Museum of Sepulchral Culture (Kassel, Germany)

sepulchral

This sounds like a goth dream come true!  A museum that blends death-themed modern art with ancient coffins, tombstones, hearses, framed death notices, memorial photography, embalming equipment, mourning clothing, etc.   Here’s an article that goes into greater depth on this fascinating museum:

German Museum of Death Anything But Morbid

Thanks to Steve ORourke for the link.

Museum of Criminal Anthropology

The Museum of Criminal Anthropology (Turin, Italy)

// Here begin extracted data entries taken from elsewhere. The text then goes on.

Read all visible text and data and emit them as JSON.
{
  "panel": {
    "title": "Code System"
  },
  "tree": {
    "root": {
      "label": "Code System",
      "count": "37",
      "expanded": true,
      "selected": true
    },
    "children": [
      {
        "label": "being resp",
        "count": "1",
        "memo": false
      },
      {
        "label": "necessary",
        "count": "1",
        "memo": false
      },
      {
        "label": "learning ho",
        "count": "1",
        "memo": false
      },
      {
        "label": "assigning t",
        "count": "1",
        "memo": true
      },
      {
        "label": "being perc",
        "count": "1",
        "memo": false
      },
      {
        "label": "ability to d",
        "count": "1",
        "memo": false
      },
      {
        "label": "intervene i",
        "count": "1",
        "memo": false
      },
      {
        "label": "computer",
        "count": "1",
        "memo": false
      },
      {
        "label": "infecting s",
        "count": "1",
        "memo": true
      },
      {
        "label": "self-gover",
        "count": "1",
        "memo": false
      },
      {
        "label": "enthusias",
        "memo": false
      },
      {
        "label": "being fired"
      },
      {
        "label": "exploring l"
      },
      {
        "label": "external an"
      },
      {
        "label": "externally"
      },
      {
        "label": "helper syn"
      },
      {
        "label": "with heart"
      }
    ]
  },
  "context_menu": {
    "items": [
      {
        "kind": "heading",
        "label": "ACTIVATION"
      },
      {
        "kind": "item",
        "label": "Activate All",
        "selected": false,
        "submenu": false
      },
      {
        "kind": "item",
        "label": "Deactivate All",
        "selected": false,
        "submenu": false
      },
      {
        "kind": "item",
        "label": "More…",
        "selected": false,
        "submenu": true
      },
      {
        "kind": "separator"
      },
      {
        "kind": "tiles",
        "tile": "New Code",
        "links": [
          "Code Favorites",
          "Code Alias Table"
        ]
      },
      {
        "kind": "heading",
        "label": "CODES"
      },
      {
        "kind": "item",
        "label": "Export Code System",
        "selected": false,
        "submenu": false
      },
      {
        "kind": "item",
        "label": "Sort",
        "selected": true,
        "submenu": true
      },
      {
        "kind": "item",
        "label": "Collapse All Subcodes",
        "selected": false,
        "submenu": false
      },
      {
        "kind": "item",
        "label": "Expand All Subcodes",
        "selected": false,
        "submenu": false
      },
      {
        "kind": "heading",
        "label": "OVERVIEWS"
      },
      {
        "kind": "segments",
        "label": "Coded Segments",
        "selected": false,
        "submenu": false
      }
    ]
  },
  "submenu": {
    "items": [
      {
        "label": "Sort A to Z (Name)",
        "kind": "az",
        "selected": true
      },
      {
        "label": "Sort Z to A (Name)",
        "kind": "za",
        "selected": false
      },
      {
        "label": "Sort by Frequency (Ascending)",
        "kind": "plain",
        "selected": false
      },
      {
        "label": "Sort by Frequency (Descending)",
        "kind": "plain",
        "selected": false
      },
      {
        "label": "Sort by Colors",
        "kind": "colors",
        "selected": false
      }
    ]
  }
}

In 1876 Cesare Lombroso, a forty-year-old former army surgeon and the medical superintendent of a lunatic asylum at Pesaro in northern Italy, published a treatise on criminal man, L’Uomo Delinquente, which claimed that his lifetime study of more than 6000 criminals had shown that they tended to possess certain well-developed physical characteristics.  In Lombroso’s view, habitual criminals tended to have wide jaws, high cheekbones, long arms, and large ears (approximately square in shape), as well as an unusually narrow field of vision.  In 1898, Lombroso founded this museum under the name “the Museum of Psychiatry and Criminology” to display his collections.  There are 400 skulls in his collection, Also on show are drawings, photos, criminal evidence, anatomical sections of “madmen and criminals” and work produced by criminals in the last century. The exhibits also include the Gallows of Turin, which were in use until the city’s final hanging in 1865.  And, best of all, Lombroso’s own head is on display in a jar!